Pages

Wednesday 29 June 2011

WOM (or W.O.M)

When I was younger I went camping. 


(Don't worry there's more to this story.) 


Probably over ninety percent of my holidays were camping holidays around europe (well, England and France... let's not get above our stations). Each year,  once or (if we were unlucky) twice, we'd stuff everything we possibly could into our little grey car. We took it all: duvets, fold-up table, chairs, buckets and spades, knives, forks, portable campfire -in the guise of a calor gas canister, shower rack, sometimes the cat... but none of the good stuff. The TV, stayed at home. The toys, stayed at home. The videos (including the prohibited Young Ones video), stayed at home. Anything that was of any use to someone who wasn't interested in picking mushrooms that, after consumption, always ended with diarrhea, seemed to stay at home. As a result whilst we were on our camping trips there was the necessity to seek out our own fun(ghi). (HAHAHA)
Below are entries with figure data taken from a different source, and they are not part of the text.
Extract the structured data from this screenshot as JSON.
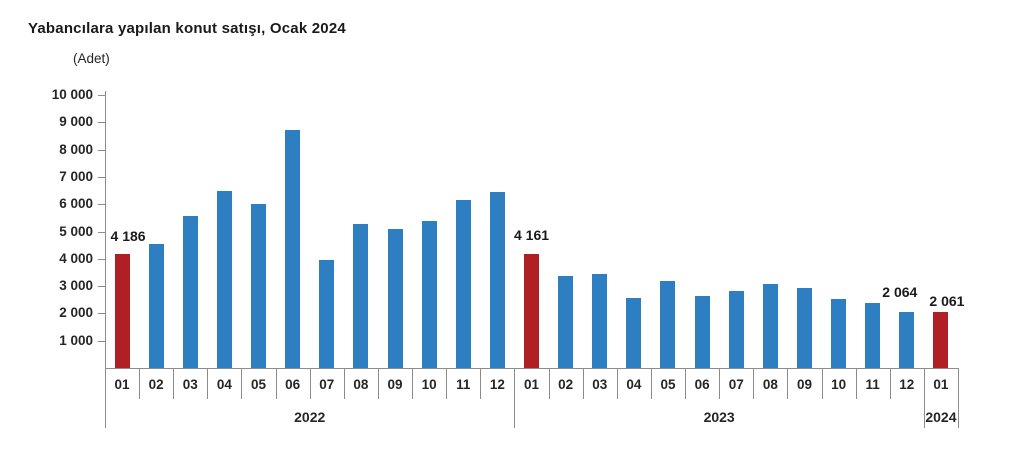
{
  "page": {
    "background_color": "#ffffff"
  },
  "chart_data": {
    "type": "bar",
    "title": "Yabancılara yapılan konut satışı, Ocak 2024",
    "unit_label": "(Adet)",
    "xlabel": "",
    "ylabel": "",
    "ylim": [
      0,
      10000
    ],
    "y_tick_step": 1000,
    "y_tick_labels": [
      "10 000",
      "9 000",
      "8 000",
      "7 000",
      "6 000",
      "5 000",
      "4 000",
      "3 000",
      "2 000",
      "1 000"
    ],
    "grid": false,
    "legend": "none",
    "bar_color": "#2e7fc1",
    "highlight_color": "#b01f24",
    "axis_color": "#8c8c8c",
    "text_color": "#262626",
    "groups": [
      {
        "year": "2022",
        "months": [
          "01",
          "02",
          "03",
          "04",
          "05",
          "06",
          "07",
          "08",
          "09",
          "10",
          "11",
          "12"
        ],
        "values": [
          4186,
          4560,
          5570,
          6500,
          6000,
          8700,
          3950,
          5280,
          5080,
          5380,
          6160,
          6450
        ],
        "highlight_months": [
          "01"
        ]
      },
      {
        "year": "2023",
        "months": [
          "01",
          "02",
          "03",
          "04",
          "05",
          "06",
          "07",
          "08",
          "09",
          "10",
          "11",
          "12"
        ],
        "values": [
          4161,
          3360,
          3450,
          2560,
          3200,
          2650,
          2830,
          3080,
          2940,
          2540,
          2380,
          2064
        ],
        "highlight_months": [
          "01"
        ]
      },
      {
        "year": "2024",
        "months": [
          "01"
        ],
        "values": [
          2061
        ],
        "highlight_months": [
          "01"
        ]
      }
    ],
    "data_labels": [
      {
        "year": "2022",
        "month": "01",
        "text": "4 186",
        "dx": 6,
        "gap": 11
      },
      {
        "year": "2023",
        "month": "01",
        "text": "4 161",
        "dx": 0,
        "gap": 12
      },
      {
        "year": "2023",
        "month": "12",
        "text": "2 064",
        "dx": -7,
        "gap": 13
      },
      {
        "year": "2024",
        "month": "01",
        "text": "2 061",
        "dx": 6,
        "gap": 4
      }
    ]
  }
}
We, my brother and I, were given money for the whole holiday. The money had been saved from household chores like bedroom cleaning and car washing or stealing it from our sleeping grandma's handbag. On top of the saved funds, our parents contributed... on the understanding that it would be distributed throughout the holiday and not in one massive, treasure chest-like, chunk. That's right, I was essentially given 'per diems' as a reward for  putting up with sleeping in a mouldy tent and having to wee in a bucket at 2am.


I think I was given, daily, something like £2 which, at the time, was marvellous. I would ration it and try and save it so that on the last Friday of the last week I would get myself Something Good. 'Something Good' was undefinable. One holiday it was a figurine of a rock with lots of mini rocks on top with the sign: 'Rock Concert' on it, the next holiday a fluorescent fly swatter which also transformed into a frisbee. The possibilities for that £10 (I'd always managed to spend four pounds on candy floss and Push Pops), were endless. Not only were they endless, they were mine - no one was allowed to comment on my purchases before they were made (I think a crack pipe would have been an exception. Maybe). I would show them off afterwards and there might have been the odd comment, but that £10 felt like the beginnings of my own assertions at being a grown up. And then came the WOM.


I don't remember where we were (the WOM has made me erase all traces from memory), but, as always, Friday had arrived and I was searching for my 'Something Good'. My 'this will make me happy and cool AND ironically witty at the same time' (- like the Rock Concert, although at 10 I didn't know what irony or wit was. I still don't). There was so much to choose from: bucket and spades (obviously not), little plastic men who, if you threw them at a wall would stick to it (a high possibility), body boards (too expensive), furry worms that were tied to invisible cords so they looked to be moving on their own... So many choices. I knew I had to separate the wheat from the chaff, find a brilliant 'Something Good' And then... I came across it. I had found my 'Something Good Amazing'. I had found the thing I would take back home that would remove the need for the TV, for the Videos, for the cat. I had arrived. I bought it and bounded back to the mouldy tent. 
Me: "Here, look! This is what I've bought. Isn't it amazing?"
Dad: "That's a WOM".
Me: "I know! it's incredible. Look at what it....Hang on, what's a WOM"
Dad: "That is"
Me: "No.. I mean... what does WOM mean?"
Dad: "Waste. Of. Money"
Me: "But...Oh..."
My dad saw my 'Something Amazing' for what it really was: a waste of money. I was hurt, and angry and wouldn't be told. I stomped off with it and was grumpy for the rest of the holiday. It was me and the 'Something Amazing' now. In it together. To conquer the world.


What I had actually purchased was a bright orange balloon filled with sand. On the front of it was a smiley face and scribble lines for hair. If you squeezed it the face would distort and it seemed like you were sharing a joke. It also felt nice. 
In the car on the way home I squeezed it too hard. It burst and sand went everywhere. I started to cry.

 
Beware the WOM.

1 comment:

  1. I think we should start a list of top 100 WOM's. Or actually - we should call the list top 100 Something Amazings. That's much nicer. I'll start the play at: A wooden Frauline Milk Maid figurine whose limbs are held together by string - when you push a button on the bottom, the string slackens and the Milkmaid goes floppy. Standing, slouching; standing, slouching; standing, slouching!!!!Hoooray!